I really enjoy it when a release that wasn’t on my radar turns out to be a pleasant surprise, and Homo Machina is one such title. This is a unique puzzle game with very striking visuals. At only $2.99, I recommend everyone check it out.

Homo Machina is inspired by a work by Fritz Khan, a physician and infograph pioneer. The specific piece in question is the commissioned illustration, “Man as an Industrial Palace.” There’s a good chance you’ve seen it, even if you don’t know it by name. So, think of this game as an interactive art deco illustration.

Each chapter of this game has you journeying through the human body, solving puzzles to help the man get through his daily activities and onto his evening date. Even the simplest of tasks, like eating breakfast, are quite involved, although the puzzles connected to them (with a couple of exceptions) aren’t too difficult to figure out. It really helps you appreciate the design of the human body, something Khan called “the most competent machine in the world.”

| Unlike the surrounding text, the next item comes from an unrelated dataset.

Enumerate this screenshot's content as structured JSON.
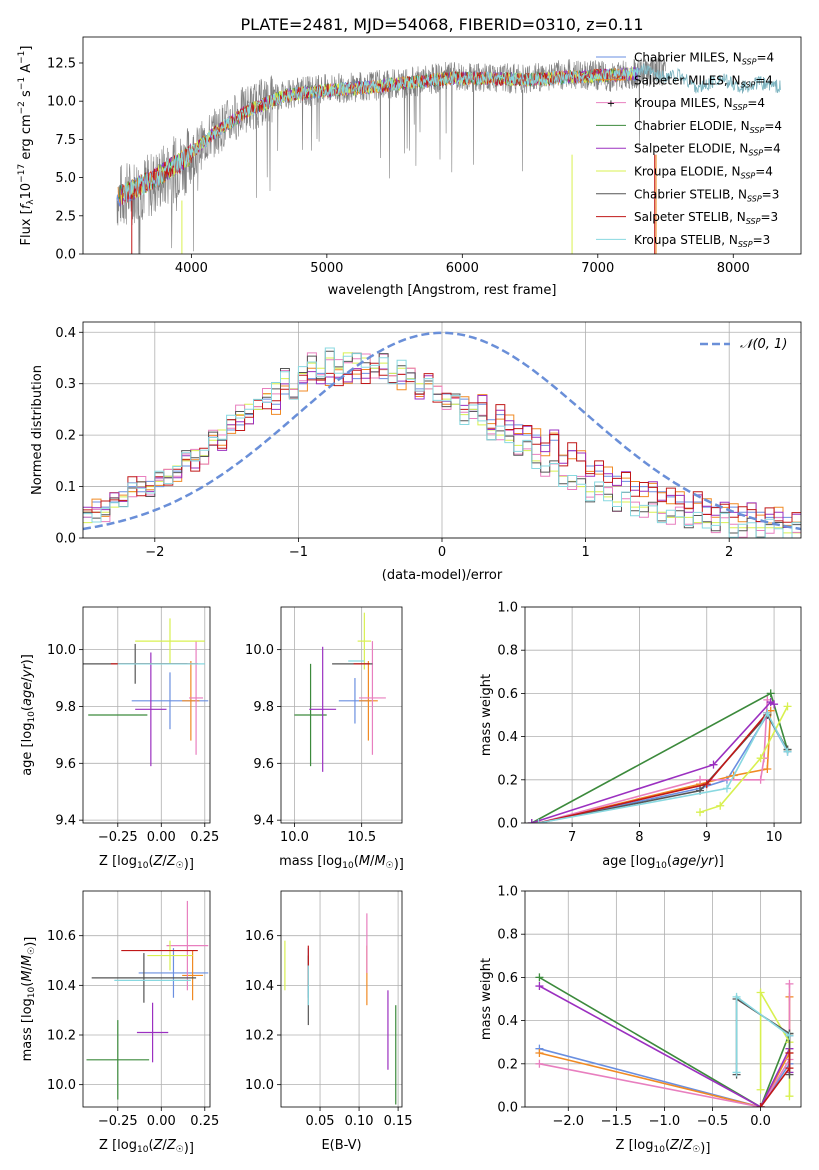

The puzzles themselves are… okay. Nothing special, truth be told, but it’s the way the levels incorporate them that elevates. The tiny workers in the body factory are earnestly invested in helping the man succeed. They go a long way to aiding the Homo Machina’s one-of-a-kind presentation.

Visually, this game shines. Still images don’t really do justice to the sense of richness and quality you get from actually playing. The animation of the hardworking body crew and their accompanying cinematics are real highlights. I recommend playing in handheld mode where you hold the Switch vertically, having the image fill the entire screen, to really appreciate the attention to detail. Just try not to obscure any of the display with your fingerprints.

This “fantastic journey through the human body factory” made me smile. Homo Machina is a very concise experience (perhaps an hour or so) but one that’s priced appropriately on the Nintendo eShop at just $2.99. While the puzzles themselves are so-so, this eye-catching game is positively wrapped in charm, and I suggest you add it to your Switch digital library.